The test of the purported new weapon was the latest in a series of simulated attacks as Pyongyang escalated its nuclear threats while the United States and South Korea held joint military exercises.

Analysts were skeptical about the extent of any new threat, but said the claims showed North Korea’s determination to showcase growing capabilities in order to strengthen its hand in dealing with the West.

The nuclear-capable drone called “Haeil” — meaning tsunami in Korean — can be deployed from the coast or towed by a ship in order to destroy naval strike groups or enemy ports, the state-run KCNA news agency reported.

It was designed to “stealthily infiltrate into operational waters and make a super-scale radioactive tsunami through underwater explosion,” KCNA said. The craft traveled at a depth of 80 to 150 meters (262 to 492 feet) for almost 60 hours, and detonated a test warhead at a target standing for an enemy port, it said.

The test was aimed at alerting the U.S. and its allies to a growing “nuclear crisis” in the region and was overseen by Kim, who was “greatly satisfied” with the results, the news agency said.

Kim “expressed his will to make the U.S. imperialists and the South Korean puppet regime plunge into despair” for conducting their joint exercises.

News of the test comes at a time of high tensions between the North Korean regime and the West, with a series of nuclear missile tests in the last week alone.

Pyongyang has accelerated the pace of tests in the past year as it seeks to project domestic and international strength amid severe economic struggles.

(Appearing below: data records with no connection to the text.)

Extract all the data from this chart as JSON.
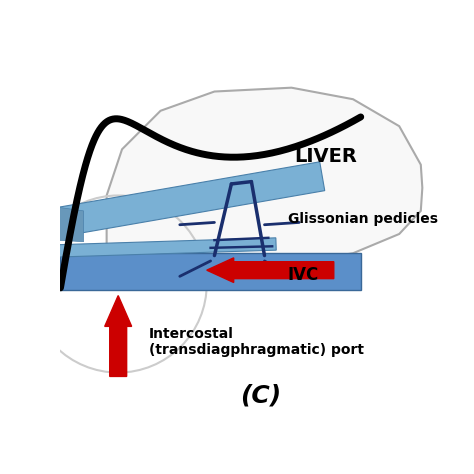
{
  "bg_color": "#ffffff",
  "title": "(C)",
  "liver_label": "LIVER",
  "pedicles_label": "Glissonian pedicles",
  "ivc_label": "IVC",
  "port_label": "Intercostal\n(transdiagphragmatic) port",
  "liver_color": "#ffffff",
  "liver_outline": "#bbbbbb",
  "ivc_color": "#5b8fc9",
  "instrument_color": "#7ab0d4",
  "instrument_dark": "#5090b8",
  "arrow_color": "#cc0000",
  "gl_color": "#1a2f6e"
}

The country launched cruise missiles toward the sea Wednesday, according to South Korea’s military, three days after it carried out what Seoul called a simulated nuclear attack on South Korea.

North Korea’s state-run newspaper claimed Saturday that 800,000 of its citizens had joined or re-enlisted in the military to fight the U.S.

U.S. and South Korean troops completed an 11-day exercise Thursday that included their biggest field training in years.